AMD has spent a lot of money developing GCN and it shows with products that provide better performance than the previous generation and do so with less power consumption, a hard trick to pull off.  There are also numerous other architectural changes in the three current families of Southern Island cards which benefit users, but most will be focused on faster graphics without the need to upgrade their PSU.  Until last week, since AMD had the fastest GPU going period, as well as much better price/performance numbers than NVIDIA’s choice, there was no reason for AMD to consider changing their pricing structure as they need to recuperate the amount of dollars spent on R&D as well as manufacturing.

Last week the GTX 680 changed that, as not only did NVIDIA steal the performance crown back from AMD but they also successfully reduced the power consumption which was the Achilles Heel of Fermi.  Even worse news for AMD was the pricing that NVIDIA attached to their flagship Kepler product, at $500 they are priced below AMD’s HD 7970 by between $50 to $100.  AMD’s only hope is that the process problems at TSMC will keep the availability of the GTX 680 down, which it seems to have as NewEgg has run out of that card.  Hoping that your competitor cannot keep their stock up is not exactly a good model to run your business.

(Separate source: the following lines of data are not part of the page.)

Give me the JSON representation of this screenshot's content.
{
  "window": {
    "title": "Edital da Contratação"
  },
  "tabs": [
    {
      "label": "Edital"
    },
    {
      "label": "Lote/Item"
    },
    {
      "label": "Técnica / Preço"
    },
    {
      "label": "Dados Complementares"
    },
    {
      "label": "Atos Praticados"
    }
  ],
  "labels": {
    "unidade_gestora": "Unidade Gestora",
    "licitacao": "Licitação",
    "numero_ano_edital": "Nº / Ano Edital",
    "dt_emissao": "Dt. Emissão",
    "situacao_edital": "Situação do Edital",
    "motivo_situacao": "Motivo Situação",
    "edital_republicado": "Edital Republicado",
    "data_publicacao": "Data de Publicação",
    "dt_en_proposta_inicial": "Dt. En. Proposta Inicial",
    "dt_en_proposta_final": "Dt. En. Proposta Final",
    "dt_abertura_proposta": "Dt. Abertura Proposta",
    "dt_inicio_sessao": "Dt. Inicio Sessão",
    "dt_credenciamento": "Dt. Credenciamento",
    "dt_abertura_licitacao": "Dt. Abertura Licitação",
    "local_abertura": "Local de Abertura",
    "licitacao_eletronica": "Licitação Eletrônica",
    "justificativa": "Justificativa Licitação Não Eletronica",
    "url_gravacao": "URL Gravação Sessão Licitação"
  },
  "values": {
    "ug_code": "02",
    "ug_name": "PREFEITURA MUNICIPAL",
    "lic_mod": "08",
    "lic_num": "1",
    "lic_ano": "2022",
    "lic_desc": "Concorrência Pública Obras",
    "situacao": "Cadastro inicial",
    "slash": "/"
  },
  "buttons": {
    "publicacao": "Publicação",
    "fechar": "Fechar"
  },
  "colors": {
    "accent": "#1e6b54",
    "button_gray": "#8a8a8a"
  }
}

Unfortunately any price change AMD makes will have repercussions on many models.  The 7950 averages about $460 which is far too close to the GTX 680’s price since the performance is not that close, however dropping the HD 7950 towards $400 makes the HD 7870 at $360 a little uncomfortable.  That is going to have an effect on AMD’s profitability, since they likely set out their accounting based on the current pricing of the Radeon series and will have to recalculate a lot of numbers to lower price and still remain profitable.  However painful a process that might be they need to think of it sooner, rather than later; NVIDIA has more Kelper cards in store and they are not going to cost more than the GTX 680.

So far we have not heard any substantiated rumours about price changes from AMD but you can speculate that they must be coming.  For now you should first decide how much your budget can manage and then start looking for specials at retailers that bring the cards down to the price you have decided you can afford.  If they aren’t low enough today then wait a few days as the GPU market is going to be decidedly unstable for the next while.